A Colorado native, Watkins earned a BS in Geological and Environmental Sciences from Stanford University and a Doctorate in Geology from UCLA. She conducted her graduate research on the emplacement mechanisms of large landslides on Mars and Earth. Aside from JPL, she has also worked at NASA’s Ames Research Center about the time she was a science team collaborator for Curiosity. 

For college students who are looking forward to a career as an astronaut, Watkins said there is no clear career path to it, but it is important for any student to pursue something he or she is passionate about.  

“The one thing that all of my classmates and my crew mates have in common is that we don’t have the same background. We all came from different experiences and different career paths that led us to this point,” she said. “So find something that you enjoy, that gets you out of bed in the morning, and pursue that. Find opportunities to pursue that.”

Watkins did find many of those opportunities at Caltech and JPL as well as the other NASA centers she’d been with. 

“There’s something that I heard a lot growing up, especially from my parents and teachers and mentors, but it’s something I’m not sure I fully believed until now, and that’s that hard work really does pay off,” Watkins said. “There are very very few circumstances where working your hardest, putting your all into something, will be something that you regret, particularly if it is something that you are passionate about and something that you enjoy. So I would say to myself and also to other young people out there just continue to put one foot in front of the other, and work hard at whatever it is that you’re doing.” 

In 2004, Watkins was 15 years old when a pair of robotic rovers, Spirit and Opportunity, landed on the surface of Mars.

“That was a really cool moment, and I kind of knew from then that it would be really awesome to work on a Mars rover,” Watkins said then. 

Today, she’s more excited than ever just thinking of the possibility that she might be on one of the first – if not the first – manned missions to the Red Planet. 

NASA’s Mars 2020 Perseverance rover is now on the surface of Mars and is looking for signs of past microbial life, cache rock and soil samples. All these are being studied on Earth, as NASA prepares for future human exploration on the planet.

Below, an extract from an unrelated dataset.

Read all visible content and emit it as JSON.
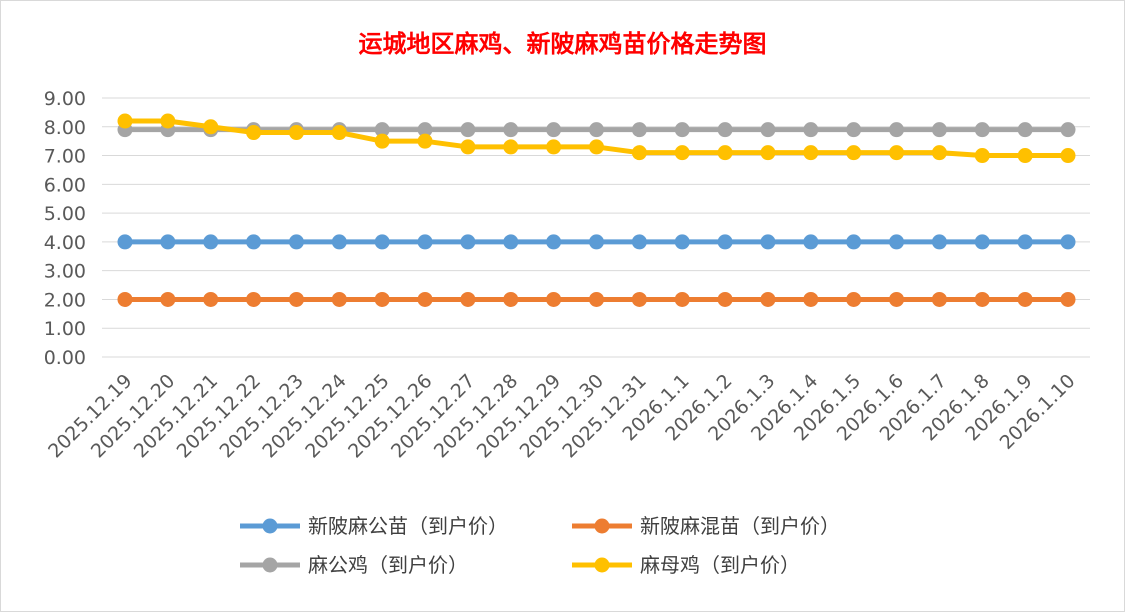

“I’m super excited about what Perseverance is doing on Mars along with her older sister Curiosity,” she said. “I think it’s going to be really illuminating for us, hopefully give us some insight into the habitability of Mars and hopefully signs of ancient life as well. Those delta deposits will be the perfect place that if there are those signs there that’s where they will be. So I’m super excited about heading up there and then taking samples. I’m super excited about getting boots on the ground on the surface in the next several years.”